Looking at the sources we can connect, we can no other than conclude that having a Semantic Model as source for any natural language engine is the most effective and the way to go. Mainly because of the following reasons:

  • Semantic Models (should) use business terminology and user-friendly names.
  • Semantic Models allow for descriptions and synonyms to improve response quality (though, not respected by Data Agents at this moment in time).
  • Semantic Models are enriched with calculations and business definitions captured in DAX measures.
  • Semantic Models can serve a single source of truth across both Reports and Data Agents.

Typically, we should start setting up a decent data foundation in which we ingest, transform and process our data in Lakehouses, Warehouses and Eventhouses. On top of that, Semantic Models should be built, enriched with Synonyms, Descriptions and tailored Linguistic Schema. Only then, we should rely on any natural language interface processing our prompts and returning insights based our data.

With this conclusion, Semantic Models have become more important than ever before. Often, it is not seen this way as Data Engineers (or the Fabric Analytics Engineer as Microsoft positions it) is supposed to be the one person that can do it all. However, Semantic Models is an expertise on its own. The design, performance and writing proper DAX should not be underestimated.
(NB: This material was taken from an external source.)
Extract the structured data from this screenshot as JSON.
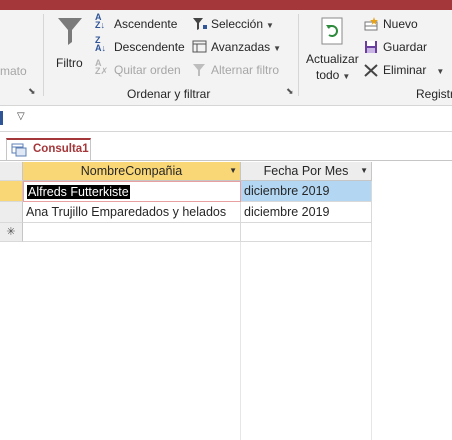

2 thoughts on “Natural Language Interaction Isn’t Magic—It’s Semantic Modeling Done Right

  1. Pingback: Automatically populate Data Agents with Semantic Model Synonyms – Data – Marc

  2. Thank you for the great article, Marc! I’m excited to see businesses get even more value from the Semantic Models that they have already been building for years. At the Fabric Conference I spoke to a person whose organization was forcing her to migrate from Tableau to Power BI. During our conversation, I realized, other tools may actually be a better dashboard-creating tool, but what Power BI has really always been is a model-creating tool, dressed up as a dashboard-creating tool :).

    Do you know if there’s a timeline for Fabric Data Agents to support linguistic schemas?